If you needed this level of flexibility in your mobile apps, why not just download the datastore to the client and use something like SQLLite, or a JSON query language on the client (similar to mongo, there are lots of options).
In addition, in reading the thing that "pushed you over the edge" ... I really don't see how REST has failed you here, in terms of how you are partitioning your data. I can't imagine that some kind of intelligent caching of data (no need to re-download playlist data to the client that hasn't changed, etc). wouldn't have been a more straightforward approach here.
I find the GraphQL stuff interesting but your problems would have been better served by refactoring what you had rather than moving to a completely new API and query format, at the cost of sacrificing an easy to use interface for your internal and (maybe) external consumers of your API. I'm not convinced you won't have the same issues with GraphQL and could stand a bit more pragmatism.
This is exactly what I thought too. From what the author described, it seems that they were just using REST incorrectly. When a view wants tags from a playlist, the solution is not to include tags in every other request. You can simply include a query parameter instead:
GET /playlists/ID?tags=true
This lets the server knows to include the extra information for that request, keeping your original endpoint clean.
We don't know all the details, but from what the author wrote, it seems they were shortsighted to switch to a shiny new tech instead of looking for better ways to refactor what they currently had.
In addition, in reading the thing that "pushed you over the edge" ... I really don't see how REST has failed you here, in terms of how you are partitioning your data.

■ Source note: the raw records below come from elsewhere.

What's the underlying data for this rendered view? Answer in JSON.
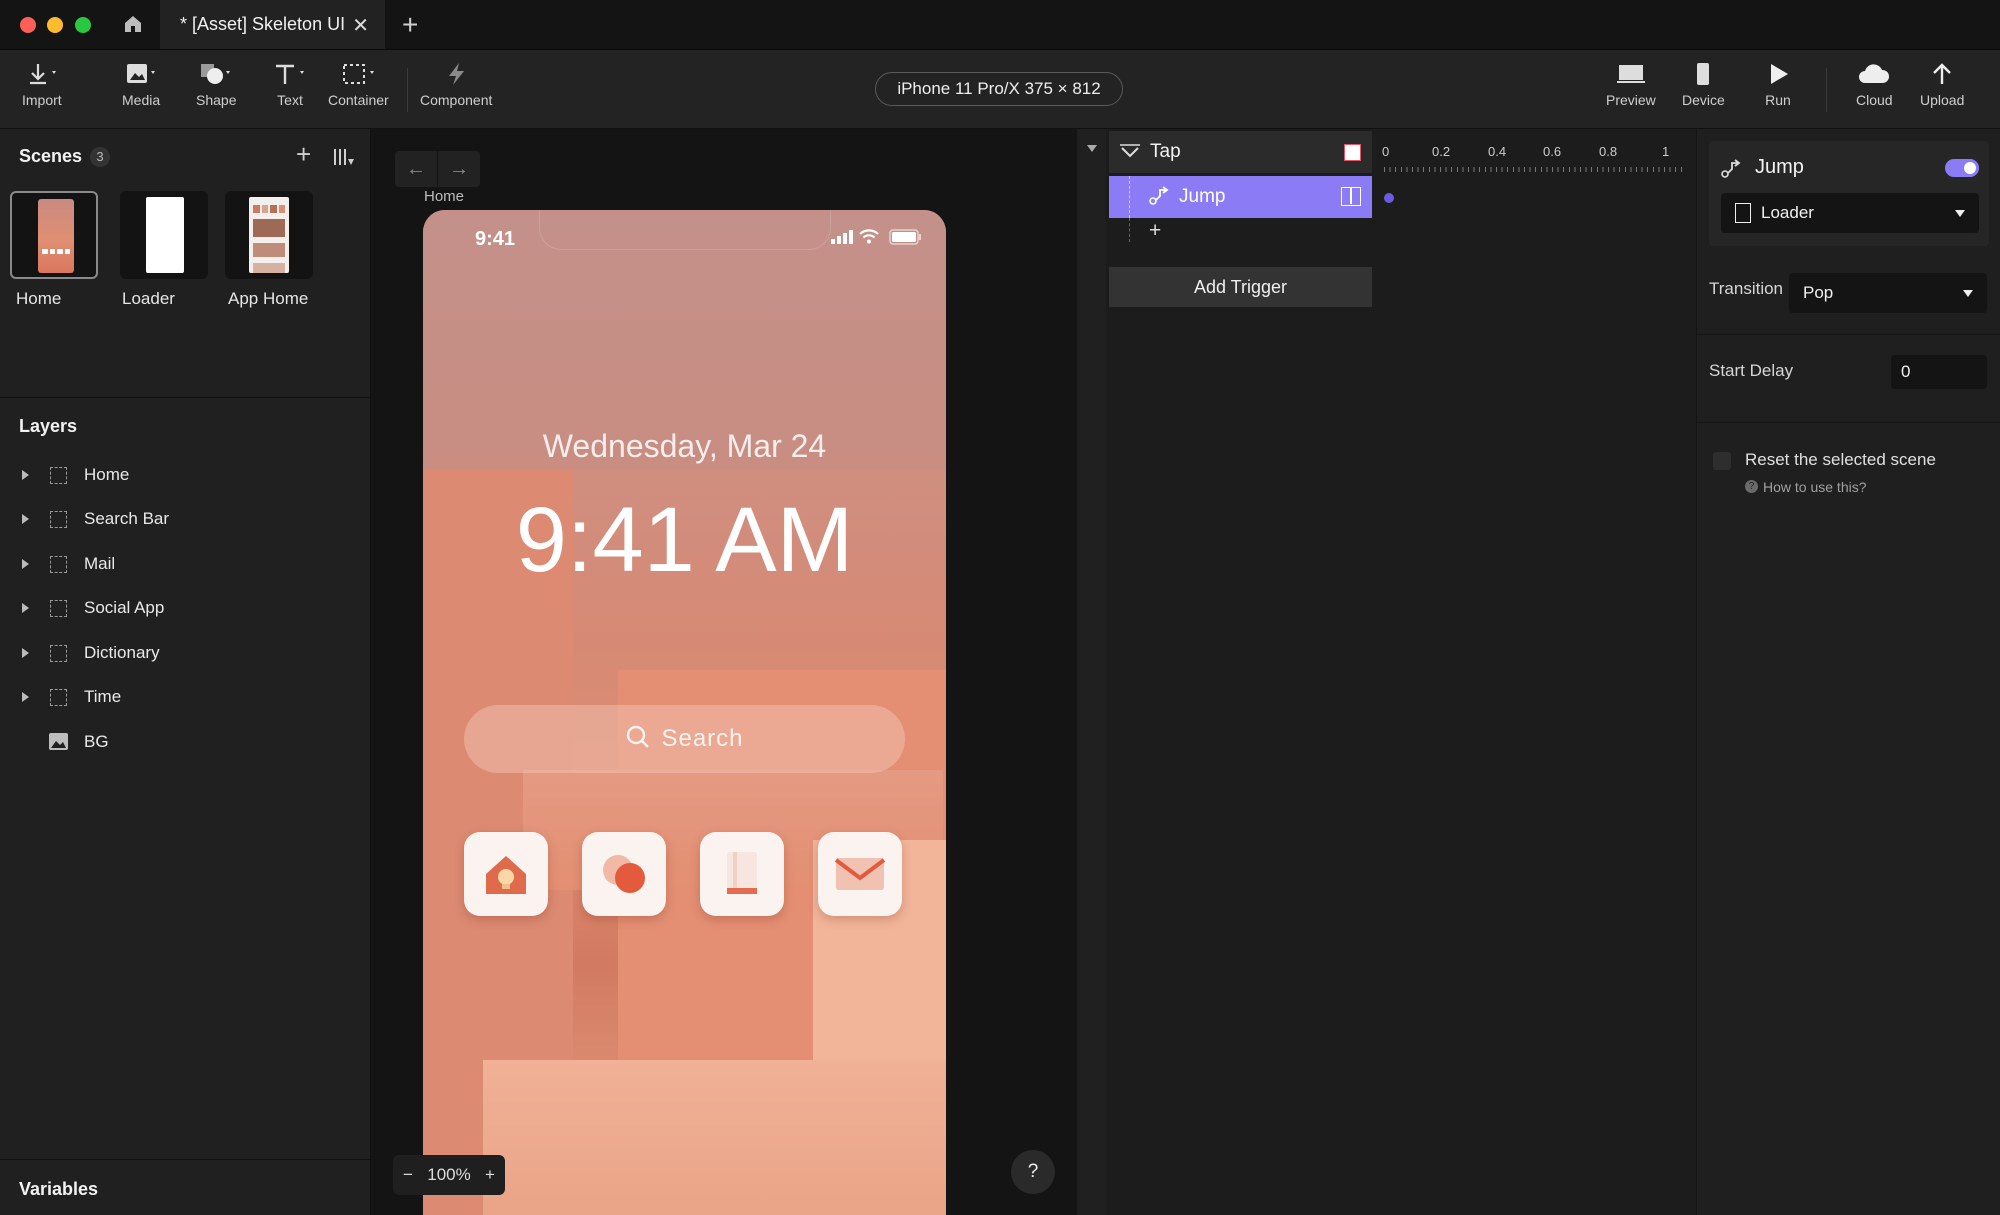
{
  "window": {
    "tab_title": "* [Asset] Skeleton UI"
  },
  "toolbar": {
    "import": "Import",
    "media": "Media",
    "shape": "Shape",
    "text": "Text",
    "container": "Container",
    "component": "Component",
    "device_label": "iPhone 11 Pro/X  375 × 812",
    "preview": "Preview",
    "device": "Device",
    "run": "Run",
    "cloud": "Cloud",
    "upload": "Upload"
  },
  "scenes": {
    "title": "Scenes",
    "count": "3",
    "items": [
      {
        "label": "Home"
      },
      {
        "label": "Loader"
      },
      {
        "label": "App Home"
      }
    ]
  },
  "layers": {
    "title": "Layers",
    "items": [
      {
        "label": "Home"
      },
      {
        "label": "Search Bar"
      },
      {
        "label": "Mail"
      },
      {
        "label": "Social App"
      },
      {
        "label": "Dictionary"
      },
      {
        "label": "Time"
      },
      {
        "label": "BG"
      }
    ]
  },
  "variables": {
    "title": "Variables"
  },
  "canvas": {
    "breadcrumb": "Home",
    "zoom": "100%",
    "help": "?",
    "phone": {
      "status_time": "9:41",
      "date": "Wednesday, Mar 24",
      "time": "9:41 AM",
      "search_placeholder": "Search"
    }
  },
  "triggers": {
    "trigger_label": "Tap",
    "response_label": "Jump",
    "add_trigger": "Add Trigger",
    "timeline_ticks": [
      "0",
      "0.2",
      "0.4",
      "0.6",
      "0.8",
      "1"
    ]
  },
  "props": {
    "title": "Jump",
    "toggle_on": true,
    "target_scene": "Loader",
    "transition_label": "Transition",
    "transition_value": "Pop",
    "start_delay_label": "Start Delay",
    "start_delay_value": "0",
    "reset_label": "Reset the selected scene",
    "help_link": "How to use this?"
  },
  "colors": {
    "accent": "#8b7cf6",
    "canvas_bg": "#141414",
    "panel_bg": "#202020"
  }
}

I can't imagine that some kind of intelligent caching of data (no need to re-download playlist data to the client that hasn't changed, etc). wouldn't have been a more straightforward approach here.
I find the GraphQL stuff interesting but your problems would have been better served by refactoring what you had rather than moving to a completely new API and query format, at the cost of sacrificing an easy to use interface for your internal and (maybe) external consumers of your API. I'm not convinced you won't have the same issues with GraphQL and could stand a bit more pragmatism.